Вот это и ожидали услышать от меня Д’Агостино и Кармело: надо им подниматься или нет. Я сказал, чтоб они поднялись, и прости-прощай Лючия.


Из событий, относящихся к тому периоду, мне запомнилось то, что газеты называли делом Леонардо Витале.

Газеты подняли шум, потому что у них не было ничего другого, чтобы заполнить первые полосы огромными заголовками и фотографиями, которые сразу привлекают всеобщее внимание и становятся пищей для разговоров. Для журналистов золотые времена дела Чакулли и бульвара Лацио похоже что кончились. Этот Витале был наполовину псих, которому взбрело в голову донести на всех своих друзей и разболтать все, что он знал. Его называли «Первый раскаявшийся».

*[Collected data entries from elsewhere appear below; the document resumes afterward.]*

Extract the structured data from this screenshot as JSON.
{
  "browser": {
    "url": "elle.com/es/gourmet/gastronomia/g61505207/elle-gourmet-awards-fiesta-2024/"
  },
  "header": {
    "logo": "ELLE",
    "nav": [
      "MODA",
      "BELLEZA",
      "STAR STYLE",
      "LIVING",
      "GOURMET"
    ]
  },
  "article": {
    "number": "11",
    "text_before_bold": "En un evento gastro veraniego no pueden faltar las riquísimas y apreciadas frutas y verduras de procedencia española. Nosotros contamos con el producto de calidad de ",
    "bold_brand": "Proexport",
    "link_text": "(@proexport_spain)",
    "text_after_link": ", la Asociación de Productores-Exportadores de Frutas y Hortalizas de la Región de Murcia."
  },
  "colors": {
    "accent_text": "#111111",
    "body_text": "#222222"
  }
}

Я его хорошо знал. Однажды мы с ним встретились в баре «Куба». Двух слов было достаточно, чтобы понять, что мы с ним из одной Семьи, и я не мог его больше задерживать. Он уехал, прочитав мне проповедь не хуже попа в святую пятницу. Я слушал его открыв рот. Сперва его болтовня меня забавляла, так как манера говорить у него была совершенно ни на кого не похожая, трудно даже объяснить какая; это была смесь итальянского языка, палермского диалекта и жаргона мафии, так что порой я его даже не понимал. Но потом я забеспокоился, потому что наболтал он слишком много и выболтал вещи, которые могли кое-кому навредить. Дослушав его, я решил, что он — сумасшедший, и в тот же день рассказал об этом Козентино. Но у того были свои заботы, и он, не слушая меня, стал кричать:

— Да это же псих! Просто ненормальный!

Потом мы с ним встретились вновь и он держался так доверительно, что, глядя на нас со стороны, можно было подумать, что мы с ним по крайней мере молочные братья. И я понял, что это завистник. Он злился на Куриано.[48]

Со всех сторон он только и слышал, что тот и Скарпуццедда[49] — самые смелые люди чести в Палермо, и подыхал от зависти. Однако Скарпуццедда действительно не вызывал симпатии. Я его лично не знал, но мне говорили, что он человек очень грубый и ни с кем не ладил. Куриано же был всеобщим любимчиком, и им все восхищались. А Витале исходил от злости желчью.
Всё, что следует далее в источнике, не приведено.